In 1902 the United States took on the task of building the canal, however their conditions of control over the canal fell upon deaf ears in Colombia, leading to hostilities between Panama and Colombia, eventually leading to Panamanian independence from Colombia-controlled New Granada in 1903 (although Colombia didn't officially recognize this until 1921). With independence, Panama gave the United States the rights to build and control the canal (on December 31, 1999 the canal was handed over to Panama).

The canal was built from 1904 to 1914 and during this time many improvements were brought to the region, including healthcare improvements, fighting yellow fever and malaria, plus improved roads, sewage projects, communication, and transportation, all of which were needed to complete the building of the canal.

Throughout the early 1900s Panama was dominated on every level by economic growth and prosperity as an enormous amount of trade moved through the canal and Panama. However, from a political level freedoms were restricted as a small group of the country's wealthy held power throughout this time. This monopoly on power was protested numerous times, most notably in the 1960s.
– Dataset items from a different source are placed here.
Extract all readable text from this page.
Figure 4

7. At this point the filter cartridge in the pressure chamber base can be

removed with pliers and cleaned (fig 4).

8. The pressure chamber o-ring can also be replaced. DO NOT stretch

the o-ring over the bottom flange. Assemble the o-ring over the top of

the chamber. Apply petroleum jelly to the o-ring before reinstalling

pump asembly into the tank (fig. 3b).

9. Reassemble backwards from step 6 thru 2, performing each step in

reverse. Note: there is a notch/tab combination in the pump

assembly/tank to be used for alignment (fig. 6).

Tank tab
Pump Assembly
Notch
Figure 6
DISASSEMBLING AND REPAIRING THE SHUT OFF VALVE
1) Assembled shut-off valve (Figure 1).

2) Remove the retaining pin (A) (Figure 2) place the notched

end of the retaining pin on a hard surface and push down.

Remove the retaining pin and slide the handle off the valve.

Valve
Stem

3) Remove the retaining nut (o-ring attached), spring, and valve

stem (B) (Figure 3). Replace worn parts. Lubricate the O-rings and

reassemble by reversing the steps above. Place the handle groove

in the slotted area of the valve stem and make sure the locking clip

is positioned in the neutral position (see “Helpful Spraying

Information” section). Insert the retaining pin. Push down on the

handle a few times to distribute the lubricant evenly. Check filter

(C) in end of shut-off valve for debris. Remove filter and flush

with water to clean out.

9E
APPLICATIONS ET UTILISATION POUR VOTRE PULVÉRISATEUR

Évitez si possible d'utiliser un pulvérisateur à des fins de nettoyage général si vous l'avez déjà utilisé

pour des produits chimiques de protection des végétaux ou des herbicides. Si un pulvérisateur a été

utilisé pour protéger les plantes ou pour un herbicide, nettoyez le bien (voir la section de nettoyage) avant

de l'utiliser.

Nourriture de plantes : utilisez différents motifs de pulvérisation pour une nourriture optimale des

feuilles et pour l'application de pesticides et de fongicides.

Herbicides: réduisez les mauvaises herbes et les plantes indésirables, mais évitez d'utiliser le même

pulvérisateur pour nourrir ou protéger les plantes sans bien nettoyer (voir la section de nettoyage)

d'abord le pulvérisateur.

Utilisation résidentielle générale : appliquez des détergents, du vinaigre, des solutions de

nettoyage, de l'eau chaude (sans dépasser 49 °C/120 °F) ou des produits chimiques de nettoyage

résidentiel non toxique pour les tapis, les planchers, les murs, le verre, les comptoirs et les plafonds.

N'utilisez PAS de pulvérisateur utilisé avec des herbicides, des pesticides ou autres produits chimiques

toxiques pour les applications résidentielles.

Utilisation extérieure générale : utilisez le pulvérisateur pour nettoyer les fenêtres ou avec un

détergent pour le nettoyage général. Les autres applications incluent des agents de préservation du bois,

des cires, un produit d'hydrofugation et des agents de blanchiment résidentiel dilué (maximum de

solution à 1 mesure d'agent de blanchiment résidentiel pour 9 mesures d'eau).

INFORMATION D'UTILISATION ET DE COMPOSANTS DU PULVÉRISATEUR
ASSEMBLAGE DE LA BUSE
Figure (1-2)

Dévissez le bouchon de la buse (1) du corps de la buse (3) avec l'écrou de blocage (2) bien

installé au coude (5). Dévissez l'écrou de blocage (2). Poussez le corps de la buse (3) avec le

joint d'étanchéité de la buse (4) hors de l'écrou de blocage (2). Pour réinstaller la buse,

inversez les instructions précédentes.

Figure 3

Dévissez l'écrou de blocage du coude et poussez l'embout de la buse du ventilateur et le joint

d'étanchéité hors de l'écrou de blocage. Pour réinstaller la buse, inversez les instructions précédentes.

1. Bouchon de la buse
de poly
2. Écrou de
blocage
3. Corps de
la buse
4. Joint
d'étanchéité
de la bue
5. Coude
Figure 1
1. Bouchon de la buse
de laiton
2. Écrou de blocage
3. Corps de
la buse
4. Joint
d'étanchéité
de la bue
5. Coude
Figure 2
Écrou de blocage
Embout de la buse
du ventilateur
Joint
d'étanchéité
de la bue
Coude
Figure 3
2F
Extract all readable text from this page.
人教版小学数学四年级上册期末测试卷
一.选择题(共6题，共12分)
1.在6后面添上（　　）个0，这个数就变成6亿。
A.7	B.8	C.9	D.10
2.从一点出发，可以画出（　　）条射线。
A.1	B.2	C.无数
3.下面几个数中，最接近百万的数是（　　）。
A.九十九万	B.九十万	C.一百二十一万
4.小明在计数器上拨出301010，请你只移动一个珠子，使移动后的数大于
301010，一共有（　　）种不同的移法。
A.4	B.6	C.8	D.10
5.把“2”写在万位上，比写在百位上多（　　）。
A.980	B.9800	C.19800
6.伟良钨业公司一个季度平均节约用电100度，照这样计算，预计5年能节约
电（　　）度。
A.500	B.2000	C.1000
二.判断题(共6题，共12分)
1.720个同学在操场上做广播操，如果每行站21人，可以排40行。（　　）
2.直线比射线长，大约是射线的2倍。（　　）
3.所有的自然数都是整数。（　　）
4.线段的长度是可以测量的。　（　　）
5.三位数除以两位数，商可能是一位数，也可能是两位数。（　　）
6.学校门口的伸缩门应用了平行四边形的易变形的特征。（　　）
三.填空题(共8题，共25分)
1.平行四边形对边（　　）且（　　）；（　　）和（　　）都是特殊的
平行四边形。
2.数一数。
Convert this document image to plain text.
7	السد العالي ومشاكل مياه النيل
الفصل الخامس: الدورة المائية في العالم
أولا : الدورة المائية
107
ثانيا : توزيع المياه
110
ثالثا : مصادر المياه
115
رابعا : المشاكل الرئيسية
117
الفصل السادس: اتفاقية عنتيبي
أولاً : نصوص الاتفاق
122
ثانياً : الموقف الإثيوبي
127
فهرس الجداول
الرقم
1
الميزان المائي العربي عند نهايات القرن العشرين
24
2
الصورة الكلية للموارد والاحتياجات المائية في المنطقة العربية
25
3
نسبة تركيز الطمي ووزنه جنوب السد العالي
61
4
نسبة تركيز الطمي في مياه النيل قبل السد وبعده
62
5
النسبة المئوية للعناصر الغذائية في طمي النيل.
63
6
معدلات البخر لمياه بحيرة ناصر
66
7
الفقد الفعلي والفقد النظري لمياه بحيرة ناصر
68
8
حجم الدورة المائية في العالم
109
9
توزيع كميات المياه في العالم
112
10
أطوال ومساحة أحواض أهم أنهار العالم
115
These protests encouraged Panamanians to demand more control and profits from the canal and in 1977 Panama and the United States signed a treaty transferring the canal and all U.S. military bases in Panama over to the Panamanian government by the end of 1999. However, this treaty also gave the U.S. the right to militarily intervene in the country.

With political struggles in the 1980s though came worsening relations with the U.S. This was magnified by the U.S.'s war on drugs, which involved U.S. interjection into the region and even the conviction of some Panamanian citizens. These arguments escalated until 1989 when the U.S. entered Panama and ended violence, but threatened Panama's sovereignty in about a week.

Since the U.S. invasion, Panama has altered political leadership as direction and priorities were argued and regularly altered. However, relations with the U.S. have substantially improved as the two countries are now great allies and the handover of the Panama Canal to Panama was a success.